To develop the similarity: $$\text{d}x$$ and $$\nabla f$$ are $$n$$-dimensional vectors, and their product yields the variation of $$f$$ along $$\text{d}x$$. $$\delta f$$ and $$\frac{\delta U}{\delta f}$$ are (infinite-dimensional) vectors, and their "product" yields the variation of $$U$$ "in the direction of" $$\delta f$$. To belabor the point, this "direction" is defined in the function space, and not in the domain $$\mathcal{D}$$ of the integration variable $$x$$.

We glossed here over the fact that $$\text{d}x$$ and $$\nabla f$$ do not belong to the same vector space (the contravariant/covariant distinction).
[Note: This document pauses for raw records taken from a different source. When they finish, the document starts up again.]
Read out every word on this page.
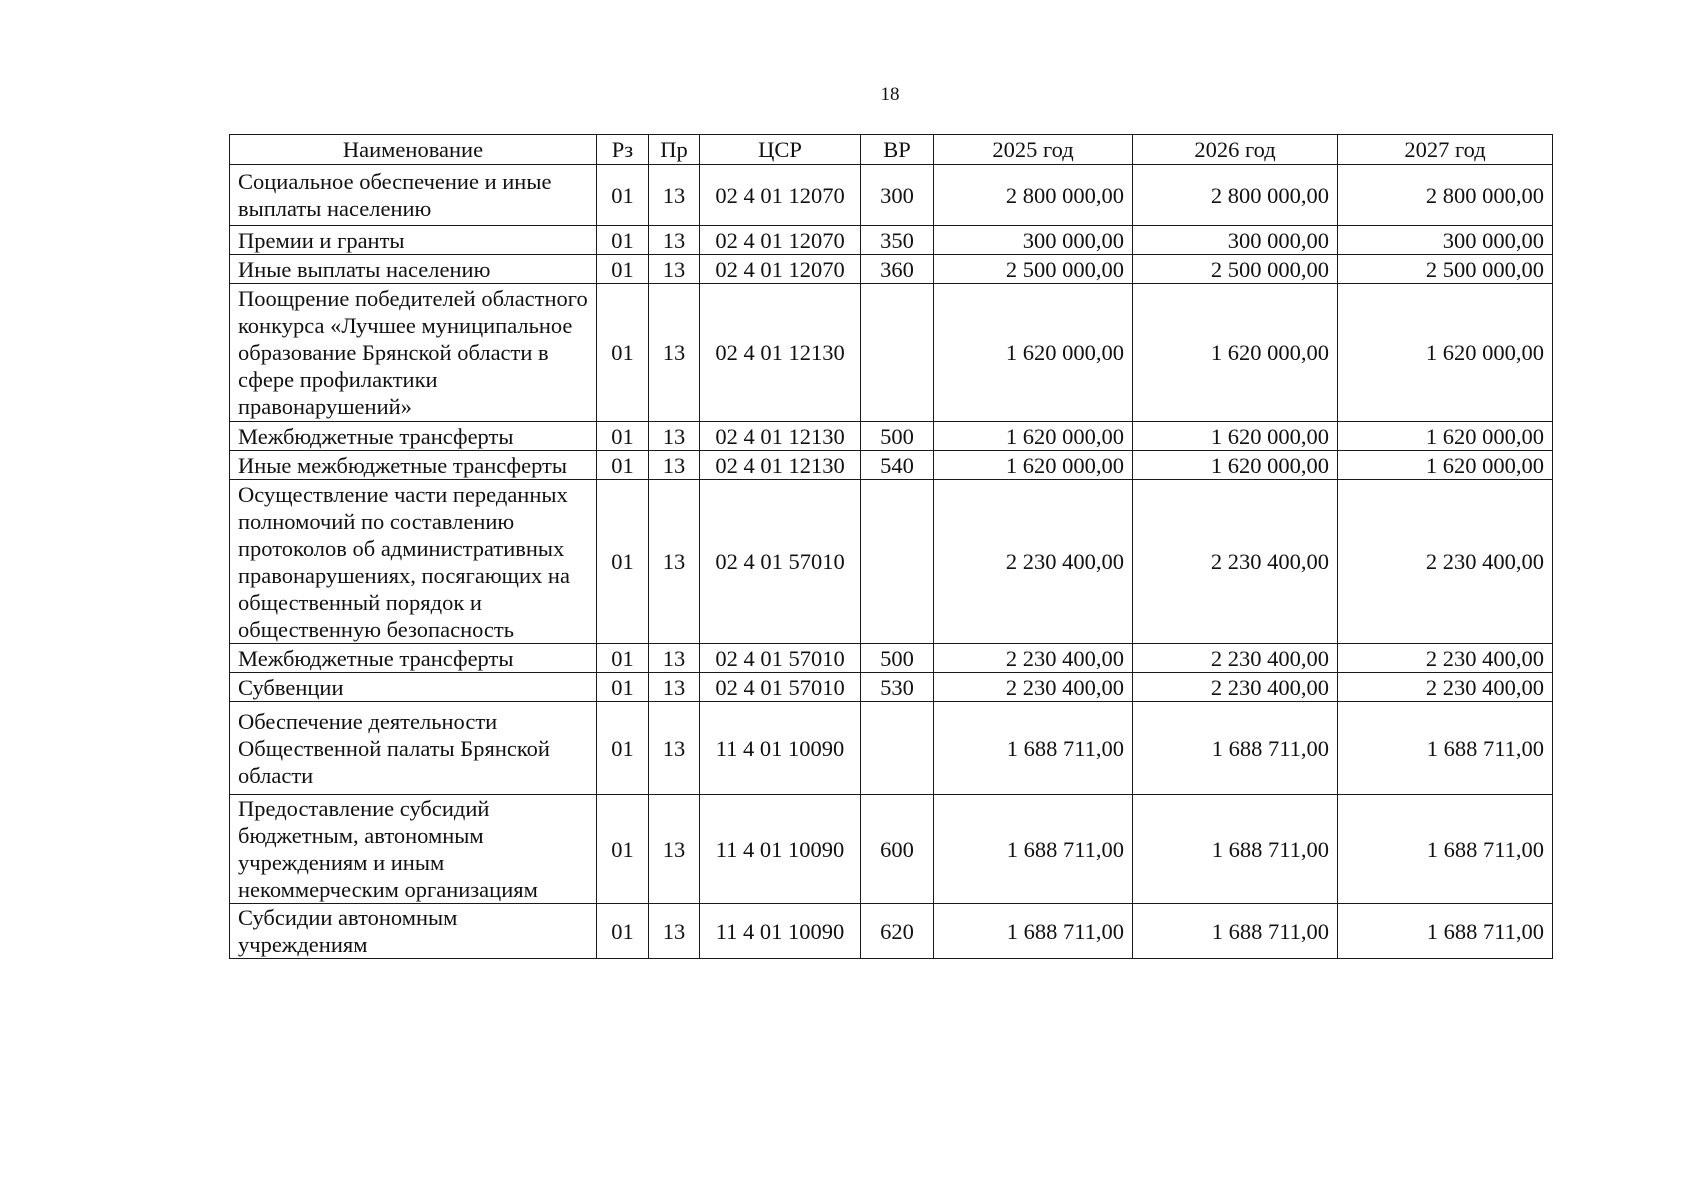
18
Наименование	Рз	Пр	ЦСР	ВР	2025 год	2026 год	2027 год
Социальное обеспечение и иные выплаты населению	01	13	02 4 01 12070	300	2 800 000,00	2 800 000,00	2 800 000,00
Премии и гранты	01	13	02 4 01 12070	350	300 000,00	300 000,00	300 000,00
Иные выплаты населению	01	13	02 4 01 12070	360	2 500 000,00	2 500 000,00	2 500 000,00
Поощрение победителей областного конкурса «Лучшее муниципальное образование Брянской области в сфере профилактики правонарушений»	01	13	02 4 01 12130		1 620 000,00	1 620 000,00	1 620 000,00
Межбюджетные трансферты	01	13	02 4 01 12130	500	1 620 000,00	1 620 000,00	1 620 000,00
Иные межбюджетные трансферты	01	13	02 4 01 12130	540	1 620 000,00	1 620 000,00	1 620 000,00
Осуществление части переданных полномочий по составлению протоколов об административных правонарушениях, посягающих на общественный порядок и общественную безопасность	01	13	02 4 01 57010		2 230 400,00	2 230 400,00	2 230 400,00
Межбюджетные трансферты	01	13	02 4 01 57010	500	2 230 400,00	2 230 400,00	2 230 400,00
Субвенции	01	13	02 4 01 57010	530	2 230 400,00	2 230 400,00	2 230 400,00
Обеспечение деятельности Общественной палаты Брянской области	01	13	11 4 01 10090		1 688 711,00	1 688 711,00	1 688 711,00
Предоставление субсидий бюджетным, автономным учреждениям и иным некоммерческим организациям	01	13	11 4 01 10090	600	1 688 711,00	1 688 711,00	1 688 711,00
Субсидии автономным учреждениям	01	13	11 4 01 10090	620	1 688 711,00	1 688 711,00	1 688 711,00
In the same vein, $$\frac{\delta U}{\delta f}$$ need not belong to the same family of functions as $$\delta f$$ (or $$g$$) and must more generally be defined as a distribution.

1. A functional is a mathematical object that acts upon a function and yields a scalar. We assume that it can always be written as an integral over $$\mathcal{D}$$ (as in \eqref{eq:defU}), although sometimes this integral will symbolize operating with a distribution upon $$f$$.